Representation of a single GitHubBranch ref object. This node contains minimal data for a repository branch.

Field

Description

firstseen

Timestamp of when a sync job first created this node

lastupdated

Timestamp of the last time the node was updated

id

The GitHub branch id. These are not unique across GitHub instances, so are prepended with the API URL the id applies to

name

Name of the branch

Relationships

  • GitHubRepositories have GitHubBranches.

    (GitHubBranch)<-[BRANCH]-(GitHubRepository)
    

ProgrammingLanguage

Representation of a single Programming Language language object. This node contains programming language information.

Field

Description

firstseen

Timestamp of when a sync job first created this node

lastupdated

Timestamp of the last time the node was updated

id

Language ids need not be tracked across instances, so defaults to the name

name

Name of the language

Relationships

  • GitHubRepositories use ProgrammingLanguages.

    (ProgrammingLanguage)<-[LANGUAGE]-(GitHubRepository)
    

Dependency::PythonLibrary

Representation of a Python library as listed in a requirements.txt or setup.cfg file. Within a setup.cfg file, cartography will load everything from install_requires, setup_requires, and extras_require.

Field

Description

id

The canonicalized name of the library. If the library was pinned in a requirements file using the == operator, then id has the form {canonical name}|{pinned_version}.

name

The canonicalized name of the library.

version

The exact version of the library. This field is only present if the library was pinned in a requirements file using the == operator.

Relationships

  • Software on Github repos can import Python libraries by optionally specifying a version number.

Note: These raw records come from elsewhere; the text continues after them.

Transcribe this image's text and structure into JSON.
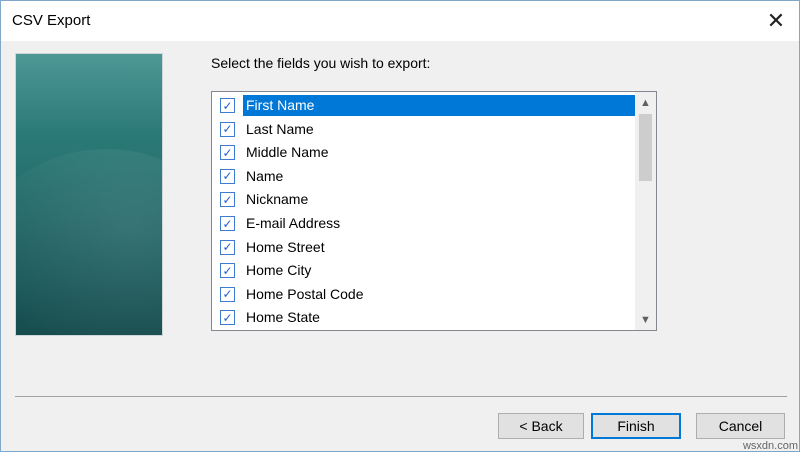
{
  "window": {
    "title": "CSV Export",
    "close_icon": "close-icon",
    "accent": "#0078d7"
  },
  "main": {
    "prompt": "Select the fields you wish to export:",
    "fields": [
      {
        "label": "First Name",
        "checked": true,
        "selected": true
      },
      {
        "label": "Last Name",
        "checked": true,
        "selected": false
      },
      {
        "label": "Middle Name",
        "checked": true,
        "selected": false
      },
      {
        "label": "Name",
        "checked": true,
        "selected": false
      },
      {
        "label": "Nickname",
        "checked": true,
        "selected": false
      },
      {
        "label": "E-mail Address",
        "checked": true,
        "selected": false
      },
      {
        "label": "Home Street",
        "checked": true,
        "selected": false
      },
      {
        "label": "Home City",
        "checked": true,
        "selected": false
      },
      {
        "label": "Home Postal Code",
        "checked": true,
        "selected": false
      },
      {
        "label": "Home State",
        "checked": true,
        "selected": false
      }
    ]
  },
  "buttons": {
    "back": "< Back",
    "finish": "Finish",
    "cancel": "Cancel"
  },
  "watermark": "wsxdn.com"
}
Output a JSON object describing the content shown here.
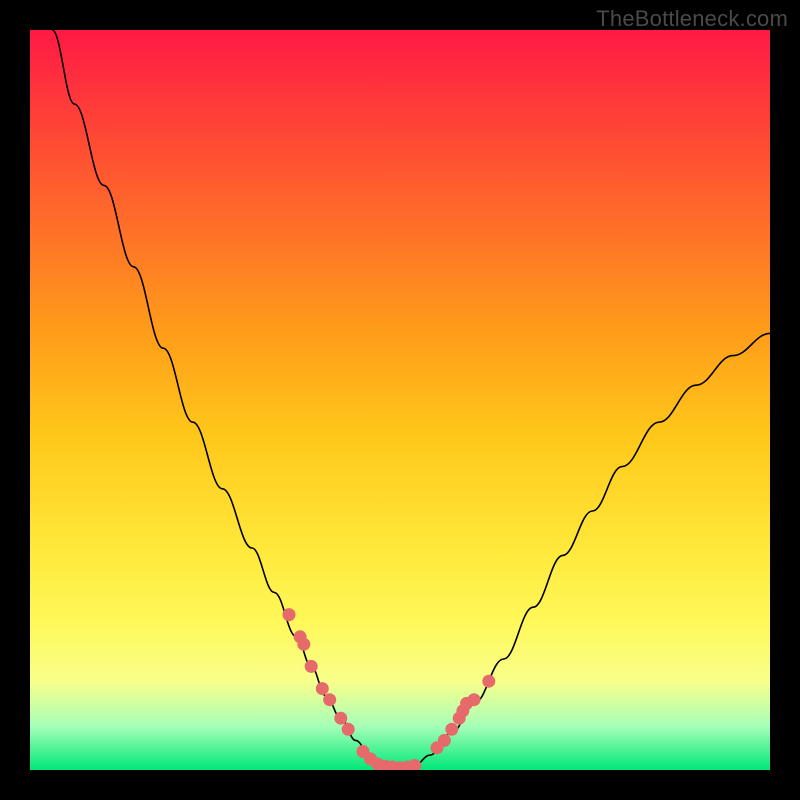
{
  "watermark": "TheBottleneck.com",
  "chart_data": {
    "type": "line",
    "title": "",
    "xlabel": "",
    "ylabel": "",
    "xlim": [
      0,
      100
    ],
    "ylim": [
      0,
      100
    ],
    "grid": false,
    "legend": false,
    "series": [
      {
        "name": "bottleneck-curve",
        "x": [
          3,
          6,
          10,
          14,
          18,
          22,
          26,
          30,
          33,
          36,
          38,
          40,
          42,
          44,
          46,
          48,
          50,
          52,
          54,
          57,
          60,
          64,
          68,
          72,
          76,
          80,
          85,
          90,
          95,
          100
        ],
        "y": [
          100,
          90,
          79,
          68,
          57,
          47,
          38,
          30,
          24,
          18,
          14,
          10,
          7,
          4,
          2,
          0.8,
          0.3,
          0.6,
          2,
          5,
          9,
          15,
          22,
          29,
          35,
          41,
          47,
          52,
          56,
          59
        ]
      }
    ],
    "highlight_points": {
      "name": "bottleneck-zone-points",
      "x": [
        35,
        36.5,
        37,
        38,
        39.5,
        40.5,
        42,
        43,
        45,
        46,
        47,
        48,
        49,
        50,
        51,
        52,
        55,
        56,
        57,
        58,
        58.5,
        59,
        60,
        62
      ],
      "y": [
        21,
        18,
        17,
        14,
        11,
        9.5,
        7,
        5.5,
        2.5,
        1.5,
        0.8,
        0.5,
        0.4,
        0.3,
        0.4,
        0.6,
        3,
        4,
        5.5,
        7,
        8,
        9,
        9.5,
        12
      ]
    }
  }
}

    (GitHubRepository)-[:REQUIRES{specifier}]->(PythonLibrary)
    
    • specifier: A string describing this library’s version e.g. “<4.0,>=3.0” or “==1.0.2”. This field is only present on the :REQUIRES edge if the repo’s requirements file provided a version pin.

  • A Python Dependency is affected by a SemgrepSCAFinding (optional)

    (:SemgrepSCAFinding)-[:AFFECTS]->(:PythonLibrary)